À partir de mardi, le Premier ministre canadien, Mark Carney, entame une tournante visite d'État de quatre jours en Chine, marquant la première démarche d'un chef d'État canadien vers Pékin depuis 2017. L'initiative vise à rétablir des relations commerciales altérées et à réduire la dépendance d'Ottawa au marché américain.
Ce voyage s'inscrit dans un contexte de relations bilatérales mises à mal durant les huit dernières années, particulièrement après l'incident d'arrestation d'une dirigeante de Huawei en 2018, qui a conduit à des tensions d'une intensité inédite entre les deux nations. Lors d'un sommet l'an dernier en Corée du Sud, Carney et le président chinois Xi Jinping avaient déjà amorcé un rapprochement, et cette visite souhaite concrétiser cet élan.
Conformément au communiqué du bureau du Premier ministre, le but de cette mission est de « renforcer la collaboration dans les domaines du commerce, de l’énergie, de l’agriculture et de la sécurité internationale ». Carney est prévu pour rencontrer son homologue Li Qiang et divers dirigeants d'entreprises pour explorer de nouvelles opportunités économiques.

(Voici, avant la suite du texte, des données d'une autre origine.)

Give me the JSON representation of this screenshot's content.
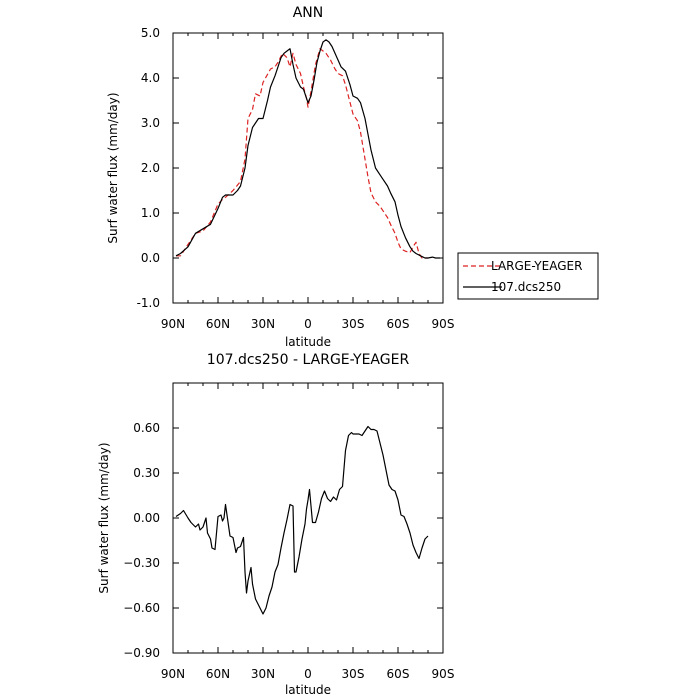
{
  "chart_data": [
    {
      "type": "line",
      "title": "ANN",
      "xlabel": "latitude",
      "ylabel": "Surf water flux (mm/day)",
      "xlim": [
        90,
        -90
      ],
      "ylim": [
        -1.0,
        5.0
      ],
      "xticks": [
        90,
        60,
        30,
        0,
        -30,
        -60,
        -90
      ],
      "xtick_labels": [
        "90N",
        "60N",
        "30N",
        "0",
        "30S",
        "60S",
        "90S"
      ],
      "yticks": [
        -1.0,
        0.0,
        1.0,
        2.0,
        3.0,
        4.0,
        5.0
      ],
      "ytick_labels": [
        "-1.0",
        "0.0",
        "1.0",
        "2.0",
        "3.0",
        "4.0",
        "5.0"
      ],
      "legend_position": "right",
      "colors": {
        "large_yeager": "#dd2222",
        "dcs250": "#000000"
      },
      "series": [
        {
          "name": "LARGE-YEAGER",
          "style": "dashed",
          "x": [
            88,
            85,
            80,
            75,
            70,
            65,
            60,
            57,
            55,
            50,
            45,
            42,
            40,
            37,
            35,
            32,
            30,
            25,
            22,
            20,
            17,
            14,
            12,
            10,
            8,
            5,
            3,
            1,
            0,
            -2,
            -5,
            -8,
            -10,
            -12,
            -15,
            -18,
            -20,
            -23,
            -25,
            -30,
            -33,
            -35,
            -38,
            -40,
            -42,
            -45,
            -48,
            -50,
            -53,
            -55,
            -58,
            -60,
            -62,
            -65,
            -68,
            -70,
            -72,
            -74,
            -76,
            -78,
            -80
          ],
          "y": [
            0.05,
            0.05,
            0.3,
            0.55,
            0.6,
            0.8,
            1.2,
            1.3,
            1.35,
            1.5,
            1.7,
            2.2,
            3.1,
            3.3,
            3.65,
            3.6,
            3.9,
            4.2,
            4.25,
            4.35,
            4.55,
            4.45,
            4.25,
            4.55,
            4.3,
            4.1,
            3.8,
            3.55,
            3.35,
            3.7,
            4.3,
            4.65,
            4.6,
            4.55,
            4.4,
            4.2,
            4.1,
            4.05,
            3.85,
            3.2,
            3.05,
            2.8,
            2.2,
            1.8,
            1.45,
            1.25,
            1.15,
            1.05,
            0.9,
            0.75,
            0.55,
            0.35,
            0.2,
            0.15,
            0.12,
            0.25,
            0.35,
            0.1,
            0.0,
            0.0,
            0.0
          ]
        },
        {
          "name": "107.dcs250",
          "style": "solid",
          "x": [
            88,
            85,
            80,
            75,
            70,
            65,
            60,
            57,
            55,
            50,
            47,
            45,
            42,
            40,
            37,
            35,
            33,
            30,
            27,
            25,
            22,
            20,
            18,
            16,
            14,
            12,
            10,
            8,
            5,
            3,
            1,
            0,
            -2,
            -4,
            -6,
            -8,
            -10,
            -12,
            -14,
            -16,
            -18,
            -20,
            -22,
            -25,
            -28,
            -30,
            -33,
            -35,
            -38,
            -40,
            -42,
            -45,
            -48,
            -50,
            -53,
            -55,
            -58,
            -60,
            -62,
            -65,
            -68,
            -70,
            -72,
            -75,
            -78,
            -80,
            -83,
            -85,
            -88
          ],
          "y": [
            0.05,
            0.1,
            0.25,
            0.55,
            0.65,
            0.75,
            1.1,
            1.35,
            1.4,
            1.4,
            1.5,
            1.6,
            2.0,
            2.5,
            2.9,
            3.0,
            3.1,
            3.1,
            3.5,
            3.8,
            4.05,
            4.25,
            4.45,
            4.55,
            4.6,
            4.65,
            4.3,
            4.0,
            3.8,
            3.75,
            3.55,
            3.45,
            3.6,
            3.95,
            4.35,
            4.6,
            4.8,
            4.85,
            4.8,
            4.7,
            4.55,
            4.4,
            4.25,
            4.15,
            3.85,
            3.6,
            3.55,
            3.45,
            3.1,
            2.75,
            2.4,
            2.0,
            1.85,
            1.75,
            1.6,
            1.45,
            1.25,
            0.95,
            0.7,
            0.45,
            0.25,
            0.15,
            0.1,
            0.05,
            0.0,
            0.0,
            0.02,
            0.0,
            0.0
          ]
        }
      ]
    },
    {
      "type": "line",
      "title": "107.dcs250 - LARGE-YEAGER",
      "xlabel": "latitude",
      "ylabel": "Surf water flux (mm/day)",
      "xlim": [
        90,
        -90
      ],
      "ylim": [
        -0.9,
        0.9
      ],
      "xticks": [
        90,
        60,
        30,
        0,
        -30,
        -60,
        -90
      ],
      "xtick_labels": [
        "90N",
        "60N",
        "30N",
        "0",
        "30S",
        "60S",
        "90S"
      ],
      "yticks": [
        -0.9,
        -0.6,
        -0.3,
        0.0,
        0.3,
        0.6
      ],
      "ytick_labels": [
        "−0.90",
        "−0.60",
        "−0.30",
        "0.00",
        "0.30",
        "0.60"
      ],
      "colors": {
        "line": "#000000"
      },
      "series": [
        {
          "x": [
            88,
            85,
            83,
            80,
            78,
            75,
            73,
            72,
            70,
            68,
            67,
            65,
            64,
            62,
            60,
            58,
            57,
            56,
            55,
            53,
            52,
            50,
            48,
            47,
            45,
            43,
            42,
            41,
            40,
            38,
            37,
            35,
            33,
            31,
            30,
            28,
            26,
            24,
            22,
            20,
            18,
            16,
            14,
            12,
            10,
            9,
            8,
            6,
            4,
            2,
            1,
            0,
            -1,
            -3,
            -5,
            -7,
            -9,
            -11,
            -13,
            -15,
            -17,
            -19,
            -21,
            -23,
            -25,
            -27,
            -29,
            -30,
            -32,
            -34,
            -36,
            -38,
            -40,
            -42,
            -44,
            -46,
            -48,
            -50,
            -52,
            -54,
            -56,
            -58,
            -60,
            -62,
            -64,
            -66,
            -68,
            -70,
            -72,
            -74,
            -76,
            -78,
            -80
          ],
          "y": [
            0.01,
            0.03,
            0.05,
            0.0,
            -0.03,
            -0.06,
            -0.04,
            -0.08,
            -0.06,
            0.0,
            -0.1,
            -0.14,
            -0.2,
            -0.21,
            0.01,
            0.02,
            -0.02,
            0.0,
            0.09,
            -0.05,
            -0.12,
            -0.13,
            -0.23,
            -0.2,
            -0.19,
            -0.13,
            -0.36,
            -0.5,
            -0.42,
            -0.33,
            -0.44,
            -0.54,
            -0.58,
            -0.62,
            -0.64,
            -0.6,
            -0.52,
            -0.46,
            -0.36,
            -0.31,
            -0.2,
            -0.1,
            -0.01,
            0.09,
            0.08,
            -0.36,
            -0.36,
            -0.26,
            -0.14,
            -0.04,
            0.06,
            0.12,
            0.19,
            -0.03,
            -0.03,
            0.04,
            0.13,
            0.18,
            0.13,
            0.11,
            0.14,
            0.12,
            0.19,
            0.21,
            0.45,
            0.55,
            0.57,
            0.56,
            0.56,
            0.56,
            0.55,
            0.58,
            0.61,
            0.59,
            0.59,
            0.58,
            0.5,
            0.42,
            0.32,
            0.22,
            0.19,
            0.18,
            0.12,
            0.02,
            0.01,
            -0.04,
            -0.1,
            -0.18,
            -0.23,
            -0.27,
            -0.2,
            -0.14,
            -0.12
          ]
        }
      ]
    }
  ]
}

Reconstruction d'une relation essentielle
La portée symbolique de cette visite est indéniable. Plusieurs experts, dont Gordon Houlden, ancien diplomate canadien, considèrent qu'il s'agit d'une « avancée majeure ». Houlden souligne que la résolution des problèmes commerciaux d'origine politique pourrait redynamiser les exportations canadiennes vers la Chine.
Les relations entre les deux pays étaient déjà en crise suite à l'arrestation en 2018 de Meng Wanzhou, directrice financière de Huawei, à la suite d'une demande des États-Unis. En retour, la Chine a incarcéré des ressortissants canadiens, qualifiant ces actes d'espionnage. La situation a été accentuée par des accusations d'ingérence politique de la part de Pékin, particulièrement durant les élections canadiennes.

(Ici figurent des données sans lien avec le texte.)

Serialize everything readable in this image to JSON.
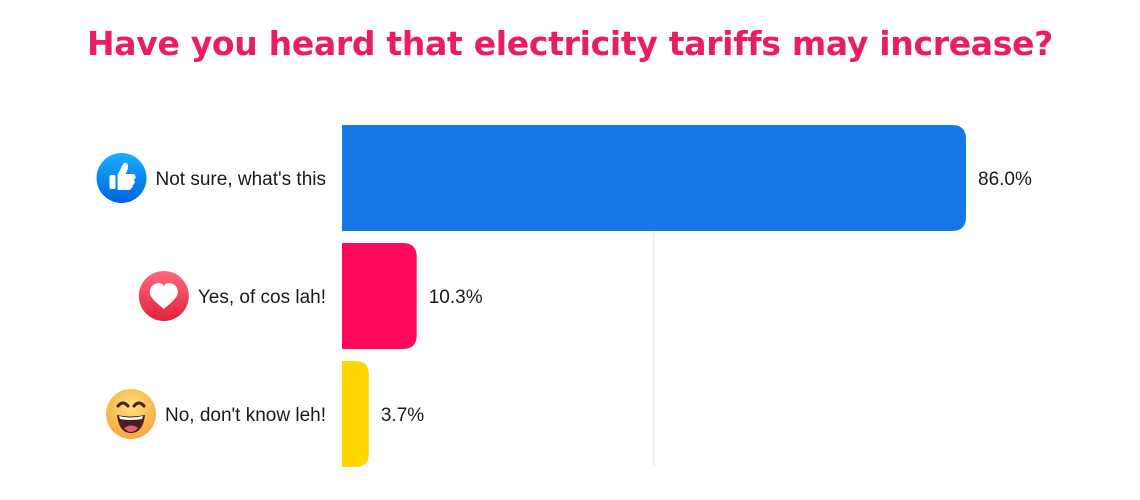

Au-delà de cette réconciliation diplomatique, le Canada se fixe un objectif économique clair : diversifier ses échanges commerciaux dans un climat international de plus en plus tendu, accentué par les politiques protectionnistes de l'administration précédente aux États-Unis. La Chine se classe déjà comme le deuxième partenaire commercial du Canada, avec des échanges prévus autour de 118,7 milliards de dollars canadiens pour 2024.
Guy Saint-Jacques, ancien ambassadeur du Canada en Chine, évoque la possibilité de progrès dans des domaines comme les véhicules électriques et l'approvisionnement énergétique, tout en soulignant que « l'éléphant dans la pièce » reste la question des droits de douane. Depuis l'été 2024, le Canada et la Chine ont été à couteaux tirés à propos de surtaxes sur divers produits, ce qui complique la reprise des négociations.
Vina Nadjibulla, de la Fondation Asie-Pacifique du Canada, pointe que toutes les avancées éventuelles seront étroitement scrutées par Washington. « Le défi sera de progresser sur le plan commercial sans compromettre les intérêts de sécurité nationale », explique-t-elle. Voilà un équilibre délicat que le gouvernement canadien devra maintenir, jonglant entre opportunités et prudence stratégique.
À l'issue de sa visite en Chine, Mark Carney se dirigera vers le Qatar pour renforcer les relations bilatérales, avant de prendre part à la réunion annuelle du Forum économique mondial en Suisse, où les enjeux des échanges mondiaux deviendront un sujet de premier plan dans les discussions.